Près de 80 ans après la sortie du film australien Bitter Springs en 1949, les répliques en pitjantjatjara prononcées par ses acteurs aborigènes ont été traduites, offrant un nouvel éclairage sur la signification culturelle du film. Le projet de traduction, rapporté par l'ABC en mai 2026, a révélé que les dialogues des personnages incluent des références aux connaissances traditionnelles et à la terre, plutôt que d'être de simples bruits de fond comme on l'a longtemps supposé.
Le film, situé dans l'arrière-pays reculé de l'Australie-Méridionale, met en scène des acteurs aborigènes des communautés pitjantjatjara et yankunytjatjara.
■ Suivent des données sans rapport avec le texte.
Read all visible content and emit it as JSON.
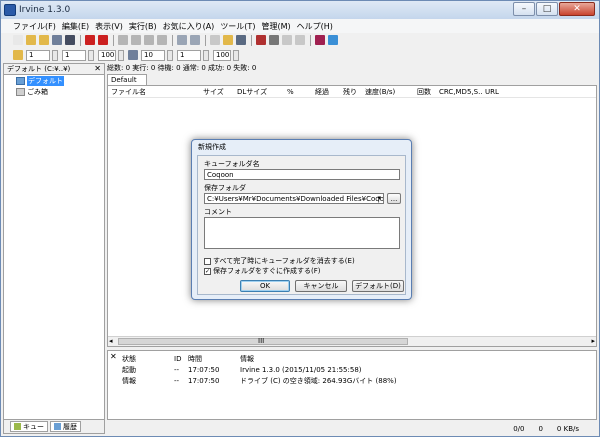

Pendant des décennies, les répliques en pitjantjatjara n'ont pas été sous-titrées ni traduites, ce qui a conduit à supposer qu'elles étaient improvisées ou sans importance. Cependant, la nouvelle traduction montre que les acteurs parlaient de manière cohérente de leur lien avec le pays et des pratiques culturelles.
Des linguistes et des membres de la communauté ont travaillé ensemble sur la traduction, soutenue par le South Australian Museum. Le projet vise à corriger les malentendus historiques et à honorer les contributions des acteurs aborigènes originaux, dont beaucoup n'ont pas été crédités à l'époque. La traduction met également en lumière la résilience de la langue et de la culture pitjantjatjara.
Ce développement s'inscrit dans le cadre d'efforts plus larges en Australie pour reconnaître et préserver les langues et les histoires autochtones. Le film, à l'origine un drame de l'époque coloniale, est désormais réévalué sous un angle plus critique, le dialogue traduit offrant une représentation plus riche et plus précise de la perspective aborigène.